A small habit has turned into a bigger family dispute. A recent Reddit thread asked, "Am I in the wrong for locking up my snacks so my family can’t take them without asking?" He went on to say he lives at home and buys his own snacks with his internship allowance. If the snacks are left in the kitchen, they get eaten, so he keeps them in his room. Even doing so, his parents and younger sibling still come into his room and take his snacks without asking.

He's asked them to stop and at least ask first, but they laugh it off and tell him it's not a big deal. After it happened repeatedly, he bought a lockbox and locked up his snacks.
His family says he's selfish for doing this and mean for refusing to share. He said that he doesn't mind sharing if people ask, but he doesn't like his snacks being eaten without permission. He's wondering if he's in the wrong with his line of thinking. The internet came in quickly, with varied comments.
The reactions
Most of the comments said he wasn't in the wrong, but a couple disagreed.
One person said, "Sharing is the conscious decision to bring your snacks to someone else. Theft is someone else's conscious decision to take your snacks without your knowledge or consent."
True. If his family knew he didn't want to share, taking the snacks would be stealing, especially since he'd moved them from the kitchen to his room. If that isn't a clue, they're blatantly overlooking.

Another comment said, "I'm a mom and I hide snacks for myself. I get mad when they get stolen lol. Sometimes after a long day I just want to enjoy a treat at night by myself, and if I go to find it missing, it ruins my whole mood."
Any parent can probably relate to this. Kids are known for grabbing food and eating it, but grown-ups should know better.
This comment laid it out there. "You aren't going to make them happy except by giving in and endlessly supplying them with free snacks." Precisely. His family wants snacks for free. They won't agree with him until he decides to share.
Then there was this factual statement. "I'd get a lock for your room as well."
It's not a bad idea. If they're offended by looking at the lockbox, he could always get a lock on his door so that they don't even get that far into his room. It might be an issue, though it's not his house.
Another comment said, "And if I were you, I'd buy some gluten-free, sugar-free, fat-free, no salt snacks, you know stuff that tastes like cardboard, leave them out as a decoy, and tell them I'm trying to eat healthier."
This would be such a passive-aggressive way to handle the issue, plus it would cost a lot of extra money just to prove this point.
One person said, "This isn't normal, family stealing your snacks and not asking, or at the very least not replacing." It's not normal. They're not respecting his wishes or boundaries, and are validating what they're doing by blaming him.

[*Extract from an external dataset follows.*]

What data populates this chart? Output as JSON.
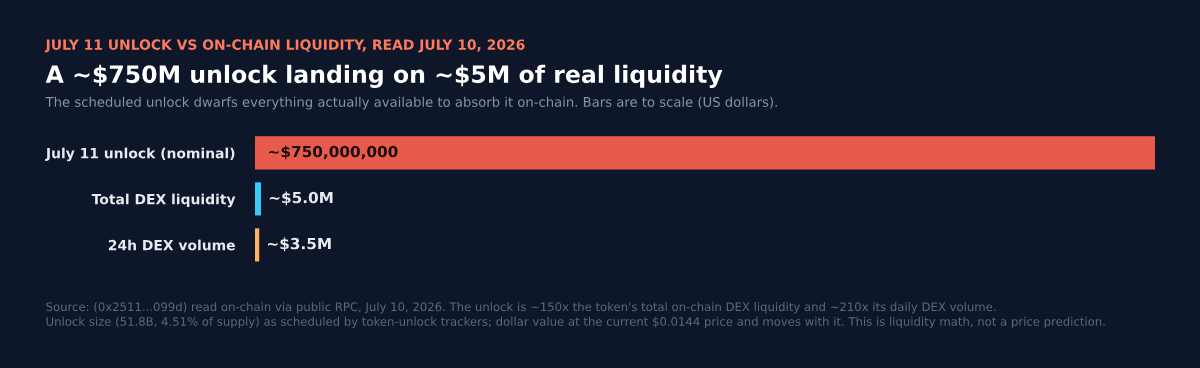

Here's a thought. "Tell your family the store is public and they can go buy their own snacks anytime." They can. They can all walk right out the door and head to the store to buy whatever snacks they want.
One person actually thought he was in the wrong. "I’m sure you eat the food they bought without asking, use the hot water they pay for without asking, and use up any other resources."
These are valid points. He doesn't mention whether he's paying rent or any other expenses while living there, but it's worth considering when filing a complaint.
Last, but not least. "Family can be your biggest enemy. Their entitlement is disgraceful." Family is supposed to be the people you trust. Sadly, he has to lock up the snacks that he paid for just because they refuse to listen to or accept his wishes.

Setting boundaries with family without turning it into a fight
Conflicts like this often aren’t really about snacks or even sharing. They’re about expectations and respect. In many families, shared space can blur the line between what belongs to everyone and what belongs to one person, especially when adult children are still living at home.
Clear boundaries work best when they are communicated calmly and consistently. Instead of focusing on the item itself, it can help to explain the reason behind the boundary, such as wanting basic courtesy or acknowledgment before something is taken. Framing it as a respect issue rather than a possession issue can reduce defensiveness.
It’s also important to recognize that boundaries are not punishments. Locking something up is often a last resort after repeated requests have been ignored. When family members dismiss those requests as “not a big deal,” it can erode trust and lead to stronger measures.
Healthy family dynamics depend on mutual respect. Wanting your belongings left alone unless you give permission is a reasonable expectation, not a sign of selfishness.
When repeated requests are brushed aside, frustration is a natural response. Setting firmer boundaries does not automatically make someone selfish, especially when those boundaries come after multiple attempts to handle the issue calmly.